Sete Destinos – a travessia
“A versatilidade que a arte me dá de criar um palco, não quero só a marcação ou a montagem, quero ver a felicidade do público, ver o artista, dentro do palco, montado por mim, feliz, dando o melhor de si, como dei pelo palco que se exibe. O palco é um templo que respeito muito. Respiro o palco. Quando subo, é para resolver, meu nome é solução.”
“Em ‘Sete Destinos’, tudo feito por mim. Os músicos, eu direcionei, a cenografia, o desenho de luz, com gratidão a Edner Careca, com quem aprendi muito.”
“Venho, por este trajeto, contando essa história, para que outras histórias também eu possa cantar a partir dessa poética, que os Orixás me permitem. A partir do momento em que peço licença para adentrar a cada terreiro, a cada Ori, pra vir aqui cumprir os sete destinos.”
“Esse show marca a trajetória, vivenciada a cada pedaço desse chão, dessa coisa afro-indígena que existe na gente. Comecei menino, com a apreciação dos tambores, inclusive, logo que retornei para Maceió, há 13 anos, procurei Wilson Santos, um Ogan, o homem do tambor, que teve a responsabilidade de me encantar e dizer que aquilo é sagrado, que não há segredo e que eu só sinta, apenas sinta. Esse aprendizado fez com que eu tenha essa alegria, de me permitir o acesso da minha liberdade, o valor do respeito recíproco.”
“Cantar o Candomblé, cantar a Umbanda, ainda é uma ousadia, com toda discussão sócio-cultural que temos. Ainda há uma barreira enorme, mas água mole em pedra dura tanto bate até que fura. E, a gente presta atenção, a fresta acontece e passamos por ela, e o sol vai ser único para todo mundo.”
“Eu penso muito nisso. Por isso, venho com ‘Sete Destinos’, sete composições autorais, participação mais que especiais de Gama Júnior, Eduardo Proffa, May Honorato e Mateus Aleluia Filho.

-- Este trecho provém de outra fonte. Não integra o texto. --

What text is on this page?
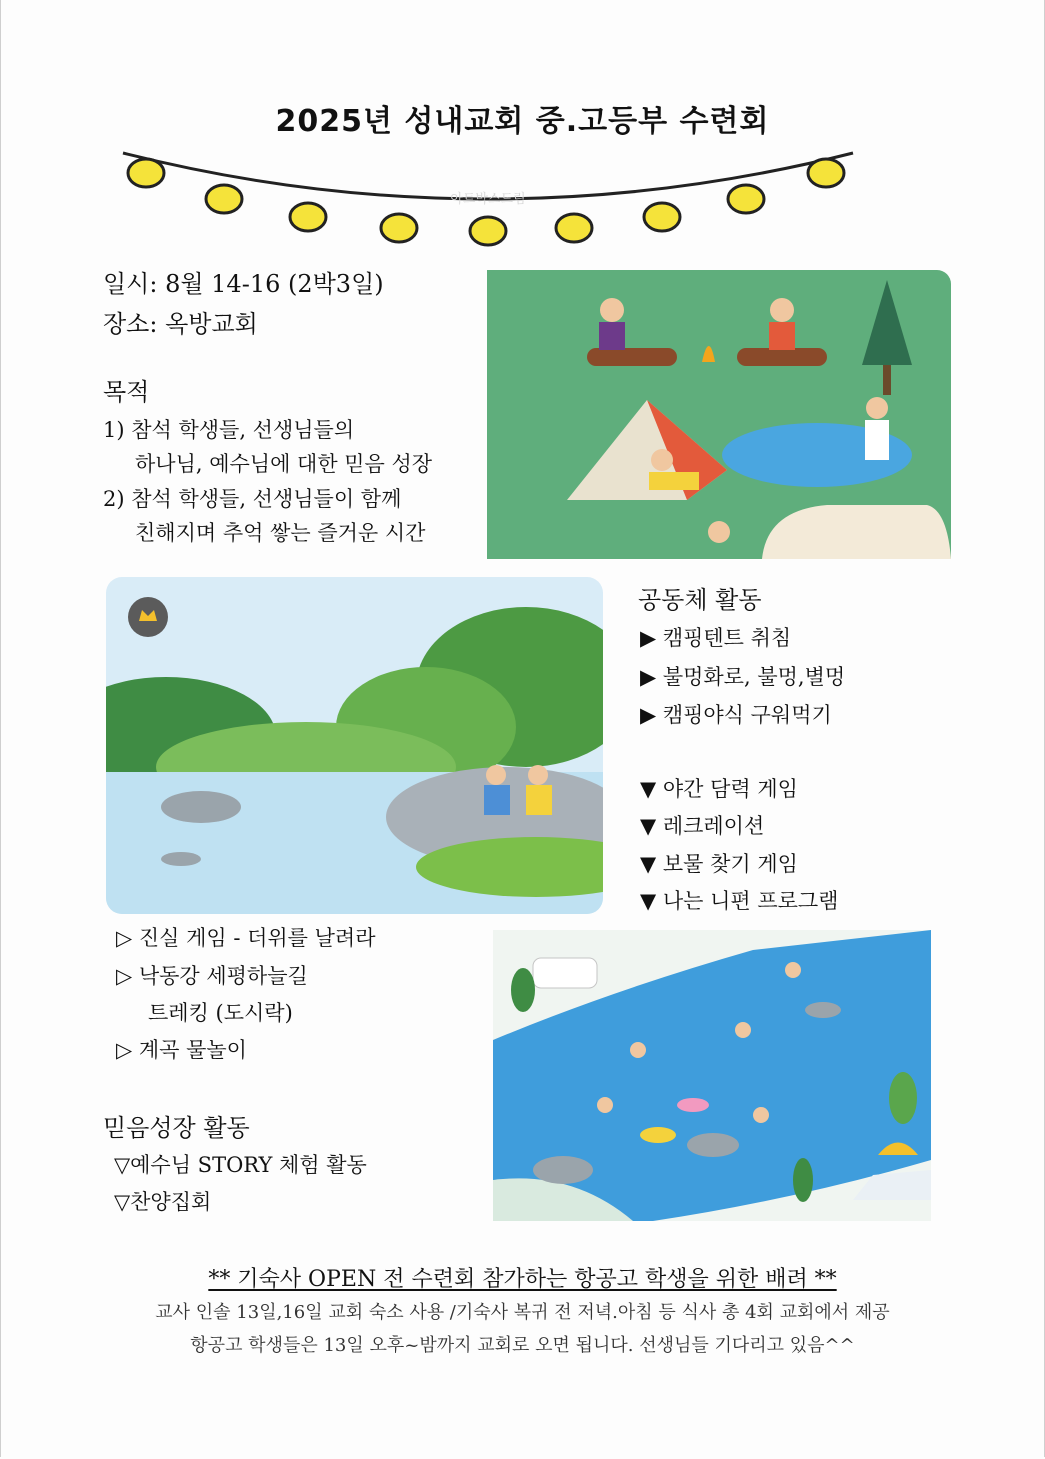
2025년 성내교회 중.고등부 수련회
아트박스드림
일시: 8월 14-16 (2박3일)
장소: 옥방교회
목적
1) 참석 학생들, 선생님들의
하나님, 예수님에 대한 믿음 성장
2) 참석 학생들, 선생님들이 함께
친해지며 추억 쌓는 즐거운 시간
공동체 활동
▶ 캠핑텐트 취침
▶ 불멍화로, 불멍,별멍
▶ 캠핑야식 구워먹기
▼ 야간 담력 게임
▼ 레크레이션
▼ 보물 찾기 게임
▼ 나는 니편 프로그램
▷ 진실 게임 - 더위를 날려라
▷ 낙동강 세평하늘길
트레킹 (도시락)
▷ 계곡 물놀이
믿음성장 활동
▽예수님 STORY 체험 활동
▽찬양집회
** 기숙사 OPEN 전 수련회 참가하는 항공고 학생을 위한 배려 **
교사 인솔 13일,16일 교회 숙소 사용 /기숙사 복귀 전 저녁.아침 등 식사 총 4회 교회에서 제공
항공고 학생들은 13일 오후~밤까지 교회로 오면 됩니다. 선생님들 기다리고 있음^^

Antônio Augusto, produção e direção musical; Gama Júnior, na flauta, e eu com meu violão. Além do público que também vai participar.”
“Essa sonorização nasceu dentro da UTI de um hospital. Eu, com Covid 19, ouvindo o som das bombas, por 19 dias, dos quais, nove, entubado. Até a cenografia, que vai estar exposta, vem de lá. Ali dentro, tudo era poesia, mesmo assistindo a sofrimento e mortes.”

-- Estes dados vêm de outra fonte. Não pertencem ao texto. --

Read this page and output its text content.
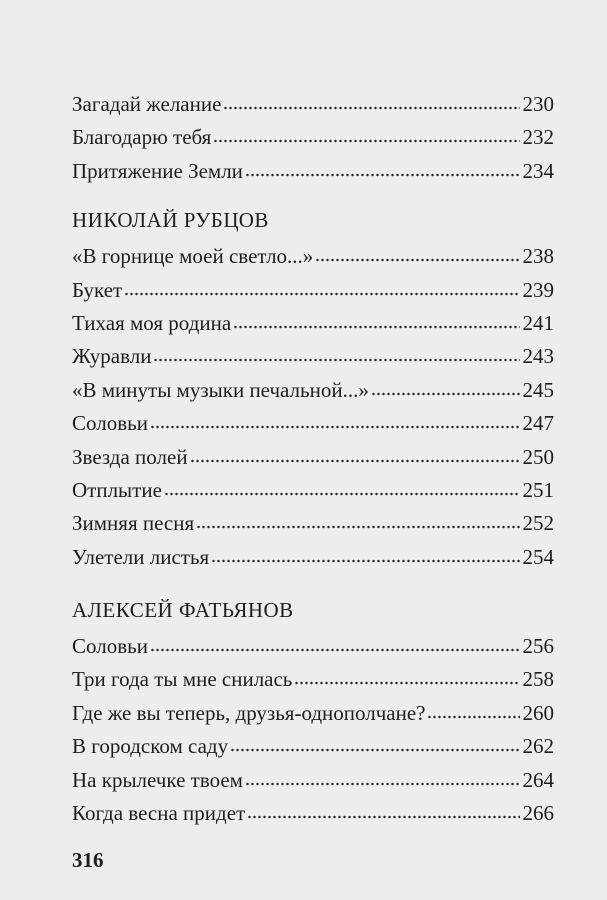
Загадай желание	230
Благодарю тебя	232
Притяжение Земли	234
НИКОЛАЙ РУБЦОВ
«В горнице моей светло...»	238
Букет	239
Тихая моя родина	241
Журавли	243
«В минуты музыки печальной...»	245
Соловьи	247
Звезда полей	250
Отплытие	251
Зимняя песня	252
Улетели листья	254
АЛЕКСЕЙ ФАТЬЯНОВ
Соловьи	256
Три года ты мне снилась	258
Где же вы теперь, друзья-однополчане?	260
В городском саду	262
На крылечке твоем	264
Когда весна придет	266
316
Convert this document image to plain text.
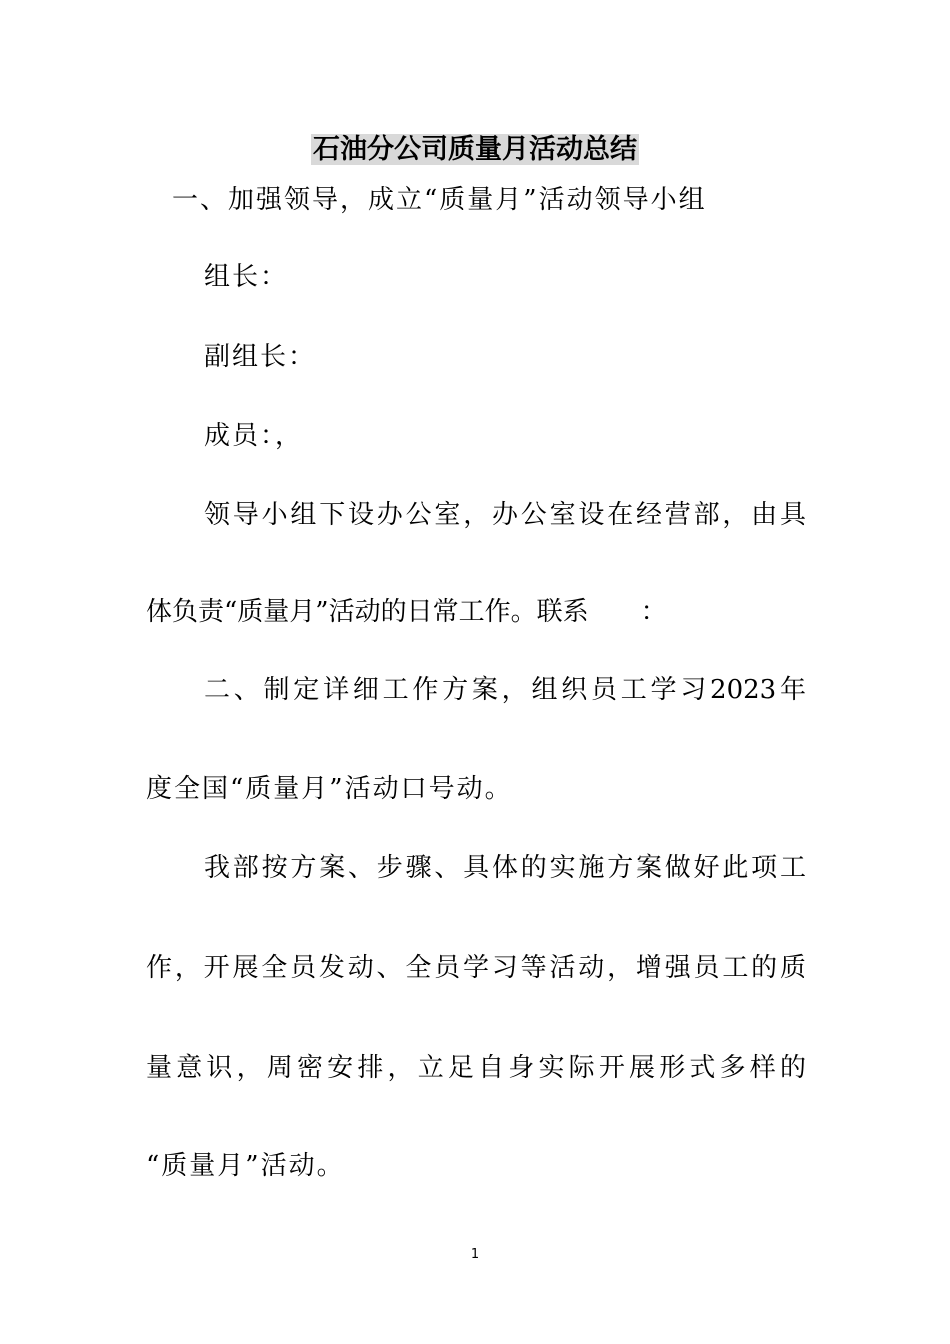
石油分公司质量月活动总结
一、加强领导，成立“质量月”活动领导小组
组长：
副组长：
成员：，
领导小组下设办公室，办公室设在经营部，由具
体负责“质量月”活动的日常工作。联系　　：
二、制定详细工作方案，组织员工学习2023年
度全国“质量月”活动口号动。
我部按方案、步骤、具体的实施方案做好此项工
作，开展全员发动、全员学习等活动，增强员工的质
量意识，周密安排，立足自身实际开展形式多样的
“质量月”活动。
1
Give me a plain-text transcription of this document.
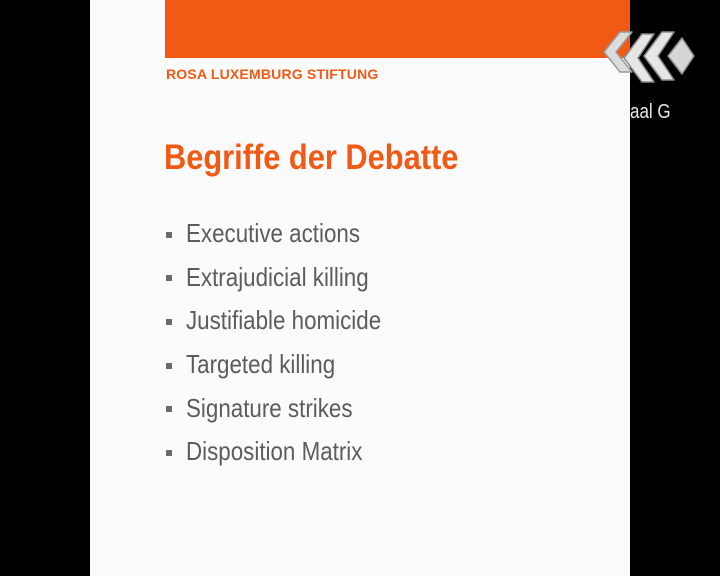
ROSA LUXEMBURG STIFTUNG
Begriffe der Debatte
Executive actions
Extrajudicial killing
Justifiable homicide
Targeted killing
Signature strikes
Disposition Matrix
aal G
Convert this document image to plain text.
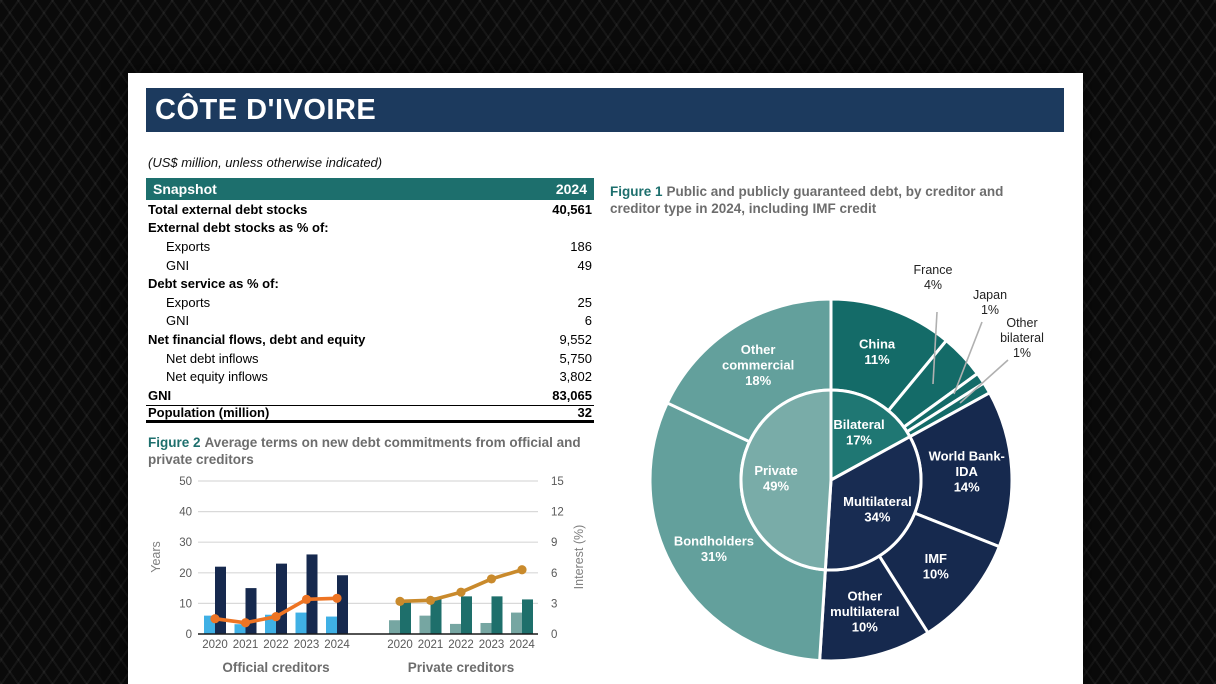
CÔTE D'IVOIRE
(US$ million, unless otherwise indicated)
Snapshot	2024
Total external debt stocks	40,561
External debt stocks as % of:
Exports	186
GNI	49
Debt service as % of:
Exports	25
GNI	6
Net financial flows, debt and equity	9,552
Net debt inflows	5,750
Net equity inflows	3,802
GNI	83,065
Population (million)	32
Figure 1 Public and publicly guaranteed debt, by creditor and creditor type in 2024, including IMF credit
China 11%
France 4%
Japan 1%
Other bilateral 1%
World Bank-IDA 14%
IMF 10%
Other multilateral 10%
Bondholders 31%
Other commercial 18%
Bilateral 17%
Multilateral 34%
Private 49%
Figure 2 Average terms on new debt commitments from official and private creditors
0	0
10	3
20	6
30	9
40	12
50	15
2020 2021 2022 2023 2024
Official creditors
2020 2021 2022 2023 2024
Private creditors
Years	Interest (%)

“ ‘Sete Destinos’ são sete músicas, mas o show, devido a regras do projeto ‘Quinta no Arena’, deve ter um mínimo de tempo de 1h20. Então, incluí mais cinco músicas, para cumprir. São 11 músicas de minha autoria e uma do mestre Mateus Aleluia. E ainda uma especial, que será cantada pelo Mateus Aleluia Filho, não lembro o autor, ‘Cordeiro de Nanã’.”

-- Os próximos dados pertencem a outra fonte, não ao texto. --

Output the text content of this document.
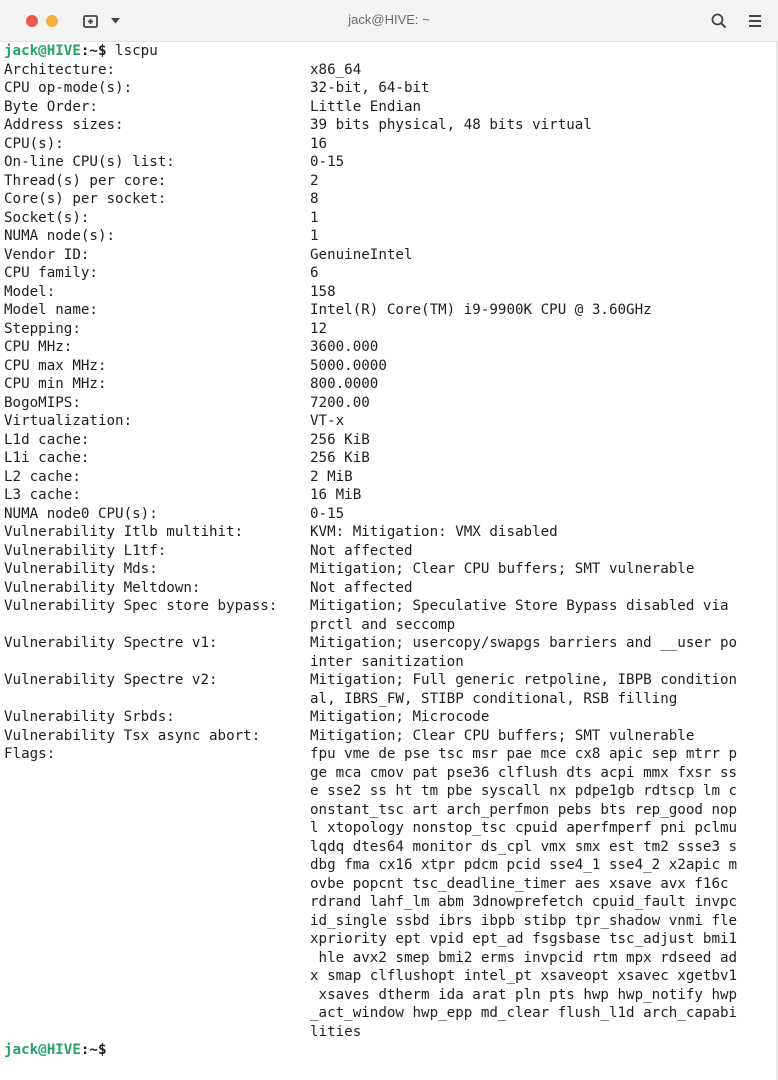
jack@HIVE: ~
jack@HIVE:~$ lscpu
Architecture:	x86_64
CPU op-mode(s):	32-bit, 64-bit
Byte Order:	Little Endian
Address sizes:	39 bits physical, 48 bits virtual
CPU(s):	16
On-line CPU(s) list:	0-15
Thread(s) per core:	2
Core(s) per socket:	8
Socket(s):	1
NUMA node(s):	1
Vendor ID:	GenuineIntel
CPU family:	6
Model:	158
Model name:	Intel(R) Core(TM) i9-9900K CPU @ 3.60GHz
Stepping:	12
CPU MHz:	3600.000
CPU max MHz:	5000.0000
CPU min MHz:	800.0000
BogoMIPS:	7200.00
Virtualization:	VT-x
L1d cache:	256 KiB
L1i cache:	256 KiB
L2 cache:	2 MiB
L3 cache:	16 MiB
NUMA node0 CPU(s):	0-15
Vulnerability Itlb multihit:	KVM: Mitigation: VMX disabled
Vulnerability L1tf:	Not affected
Vulnerability Mds:	Mitigation; Clear CPU buffers; SMT vulnerable
Vulnerability Meltdown:	Not affected
Vulnerability Spec store bypass:	Mitigation; Speculative Store Bypass disabled via
prctl and seccomp
Vulnerability Spectre v1:	Mitigation; usercopy/swapgs barriers and __user po
inter sanitization
Vulnerability Spectre v2:	Mitigation; Full generic retpoline, IBPB condition
al, IBRS_FW, STIBP conditional, RSB filling
Vulnerability Srbds:	Mitigation; Microcode
Vulnerability Tsx async abort:	Mitigation; Clear CPU buffers; SMT vulnerable
Flags:	fpu vme de pse tsc msr pae mce cx8 apic sep mtrr p
ge mca cmov pat pse36 clflush dts acpi mmx fxsr ss
e sse2 ss ht tm pbe syscall nx pdpe1gb rdtscp lm c
onstant_tsc art arch_perfmon pebs bts rep_good nop
l xtopology nonstop_tsc cpuid aperfmperf pni pclmu
lqdq dtes64 monitor ds_cpl vmx smx est tm2 ssse3 s
dbg fma cx16 xtpr pdcm pcid sse4_1 sse4_2 x2apic m
ovbe popcnt tsc_deadline_timer aes xsave avx f16c
rdrand lahf_lm abm 3dnowprefetch cpuid_fault invpc
id_single ssbd ibrs ibpb stibp tpr_shadow vnmi fle
xpriority ept vpid ept_ad fsgsbase tsc_adjust bmi1
hle avx2 smep bmi2 erms invpcid rtm mpx rdseed ad
x smap clflushopt intel_pt xsaveopt xsavec xgetbv1
xsaves dtherm ida arat pln pts hwp hwp_notify hwp
_act_window hwp_epp md_clear flush_l1d arch_capabi
lities
jack@HIVE:~$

“Estou fazendo tudo com muito carinho, muito respeito a cada Ori, que vai chegar aqui, nesse terreiro mágico chamado Teatro de Arena, 51 anos de história.”
Poéticas
“Minha base é a poética, essência dos declamadores viçosenses. Escutar Sebastião do Guerreiro: ‘Se a mocidade fosse uma mercadoria, eu comprava todo dia no dinheiro ou no cartão, se ela custasse um milhão, eu ia ficar com ela, dividir em parcelas e pagar na prestação’. Envelhecer nunca. Isso é sabedoria popular.”
“Nenhuma tempestade é eterna
No tempo que muda o tempo todo
Tem fardo que pesa mais um pouco
Com a cobrança da vida moderna
É preciso só ficar alerta para se equilibrar na corda bamba
Veja, que a vida é uma cabana que protege com sua coberta
Na vida se erra e acerta por ser são ou louco
Se topa até num toco para seguir na linha certa
Pois há vias tão incertas nesse mundo tão sacana
Mas veja que a vida é uma cabana que protege com sua coberta
Cada passo dado numa fresta conquista-se um novo caminho
É preciso ir além do ninho e perceber o que ainda resta
Separar o que presta do que não presta
Para a consciência não ser desumana
Mas veja que a vida é uma cabana que protege com sua coberta”
“Quando a gente acorda, principalmente quando a gente alumia a mente da gente, antes do sol amanhecer, que a gente peça licença ao universo, para perceber o melhor, para se amar e amar alguém. Para fazer essa diferença, para fazer esse soar, para poder ser gente, e, quando acordar, por favor, acordem acordes, soem músicas, soem poesias.”